Große Schnittmenge zwischen Gesundheitsförderung und Arbeitsmarktintegration
Eine hohe Selbstwirksamkeitsüberzeugung ist zentrale Voraussetzung eines gelingenden Lebens. Selbstwirksamkeit erhöht nicht nur die Chancen, eine Arbeit zu finden und zu behalten; sie hilft auch, ein zufriedeneres und damit gesünderes Leben zu führen. Das ist die implizite Gesundheitsförderung durch den SVC-Kurs. Kursteilnehmende, die wieder Hoffnung und ein motivierendes (auch berufliches) Ziel haben, sind allerdings auch eher bereit, sich eigenen gesundheitlichen Problemen zu stellen. Diese werden oft erst deutlich, wenn sie als Hürde auf dem Weg zum eigenen Ziel relevant werden. Solche (und andere) Hürden oder Stolpersteine werden im SVC-Kurs systematisch benannt und bearbeitet. Das ist, zusammen mit Entspannungsübungen, Bewegungsangeboten und optionalen Ernährungstipps, die explizite Gesundheitsförderung durch den SVC-Kurs.
Im Eckpunkte-Papier der BZgA, „Gemeinsam handeln: Gesundheitsförderung bei Arbeitslosen“, wird eine Verzahnung von Gesundheits- und Beschäftigungsförderung postuliert (Eckpunkt 3). Diese Verzahnung ist im SVC-Prozess auf methodischer Ebene angelegt. Die Forderung nach Orientierung an den Stärken und Fähigkeiten, nach Wertschätzung, vorurteilsfreier, unterstützender und respektvoller Begegnung und Transparenz (Eckpunkt 7) sind hier ebenso verwirklicht. Für die Struktur der Arbeitsmarktförderung dürften hier die größten Herausforderungen liegen.

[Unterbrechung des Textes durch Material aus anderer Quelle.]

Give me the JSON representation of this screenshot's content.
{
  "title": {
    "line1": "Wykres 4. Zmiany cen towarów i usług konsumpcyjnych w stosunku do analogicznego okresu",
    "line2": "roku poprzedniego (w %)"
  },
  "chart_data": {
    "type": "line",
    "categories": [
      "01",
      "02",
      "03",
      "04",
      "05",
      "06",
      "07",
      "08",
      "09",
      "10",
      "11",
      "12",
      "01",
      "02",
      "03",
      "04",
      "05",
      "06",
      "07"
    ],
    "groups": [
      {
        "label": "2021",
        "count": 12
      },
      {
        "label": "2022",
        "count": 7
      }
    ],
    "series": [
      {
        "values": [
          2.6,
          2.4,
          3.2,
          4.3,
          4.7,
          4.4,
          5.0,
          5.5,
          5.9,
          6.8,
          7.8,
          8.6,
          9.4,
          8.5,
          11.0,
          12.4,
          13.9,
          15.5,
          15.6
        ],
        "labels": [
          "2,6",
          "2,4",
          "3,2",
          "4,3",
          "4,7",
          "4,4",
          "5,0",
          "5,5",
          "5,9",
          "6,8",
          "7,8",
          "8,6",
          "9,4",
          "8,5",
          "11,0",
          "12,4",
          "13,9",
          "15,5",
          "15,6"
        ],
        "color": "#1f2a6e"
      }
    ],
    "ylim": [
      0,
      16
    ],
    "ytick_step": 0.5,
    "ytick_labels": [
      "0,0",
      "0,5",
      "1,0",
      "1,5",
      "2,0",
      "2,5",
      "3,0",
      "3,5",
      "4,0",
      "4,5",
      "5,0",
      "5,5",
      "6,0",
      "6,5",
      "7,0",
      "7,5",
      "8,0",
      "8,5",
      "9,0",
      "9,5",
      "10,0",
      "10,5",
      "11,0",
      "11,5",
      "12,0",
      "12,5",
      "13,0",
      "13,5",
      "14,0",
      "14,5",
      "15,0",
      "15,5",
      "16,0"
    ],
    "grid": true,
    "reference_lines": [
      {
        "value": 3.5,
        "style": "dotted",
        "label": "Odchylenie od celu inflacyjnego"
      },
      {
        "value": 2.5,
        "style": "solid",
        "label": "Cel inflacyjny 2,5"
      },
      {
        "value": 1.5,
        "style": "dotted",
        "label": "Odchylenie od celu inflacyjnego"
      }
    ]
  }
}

Selbstvermittlungscoaching kann man lernen, sowohl den methodischen Aufbau und Ablauf als auch die wertschätzende Haltung und Arbeitsweise als Coach. Ein erster Zertifikatskurs wurde bereits erfolgreich durchgeführt, ein zweiter (6 x 3 Tage) beginnt am 16. Oktober 2013.
- Eine Zusammenfassung der Evaluationsergebnisse des Modellprojekts finden Sie hier (PDF-Datei, 170kB). Gesundheitsaspekte wurden bisher nicht explizit untersucht.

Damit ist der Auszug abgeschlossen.